# Basement heat



## stlcar2nz (Apr 15, 2007)

Hi Everyone,
I need to rob from an overhead duct, just adding a round ceiling vent in a small 10x10 home office. What's the best way to tap into it...how to cut in, what's the best method, or should I try something else, i. e., running down a wall? Thanks...


----------



## glennjanie (Apr 15, 2007)

Welcome Stlcar2nz:
You can simply cut a 6" round hole in the duct and install a Hart&Coolie round diffuser in the hole. It has a butterfly damper in it and you can regulate the amount of air flow to the room.
Check your yellow pages for the address of United Refrigeration in St.L.
Glenn


----------



## stlcar2nz (Apr 15, 2007)

Thanks Glenn...but, I forgot to mention this duct is round...kind of a big factor to leave out.


----------



## mudmixer (Apr 15, 2007)

If you don't have enough return air, putting in a heat register will not have much effect.
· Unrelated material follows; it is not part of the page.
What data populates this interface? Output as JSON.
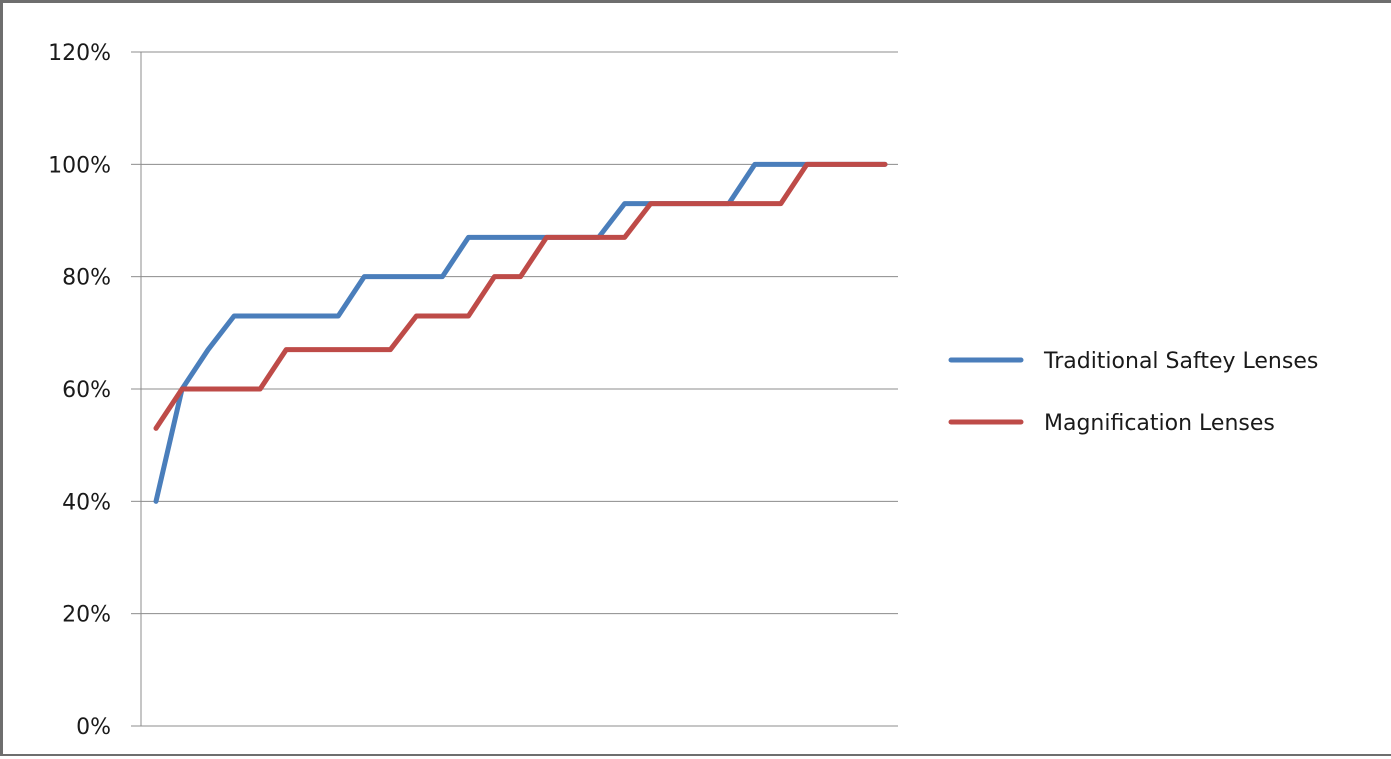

Put in a return also. A lack of a return could be the reason for a cold basement.


----------



## Daryl in Nanoose (Apr 15, 2007)

If it's round then it is a takeoff suppling heat to another room. If you tap into this the room it supplies is going to be cooler. You are far better off taping into the main duct.A cold air return is a must to.


----------



## glennjanie (Apr 17, 2007)

I can see that a trunk line can be round also; I've installed a couple of them. Is it metal pipe or flex duct with the wires and insulation? If it is metal, you may cut a rectangular hole and insert a simple floor register (4 X 10) is sufficient for a small room. The floor register still has some control over the air flow.
If we are talking about flex duct; I'm sorry, I can't help.
Glenn


----------



## Daryl in Nanoose (Apr 17, 2007)

glennjanie said:


> I can see that a trunk line can be round also;  Glenn



oOPPS, your right, must not of had my first cup of coffee yet. I was thinking if its round why not put a tee in and then insert a round vent in the end of the tee. If you need to reduse just get a cap and cut the right sise hole in it to accept the vent. 
Just a thought.


----------



## stlcar2nz (Apr 17, 2007)

Thanks for the help. Hope to have a "plan" by this weekend. BTW, duct is solid round, not flex. Thanks again guys....


----------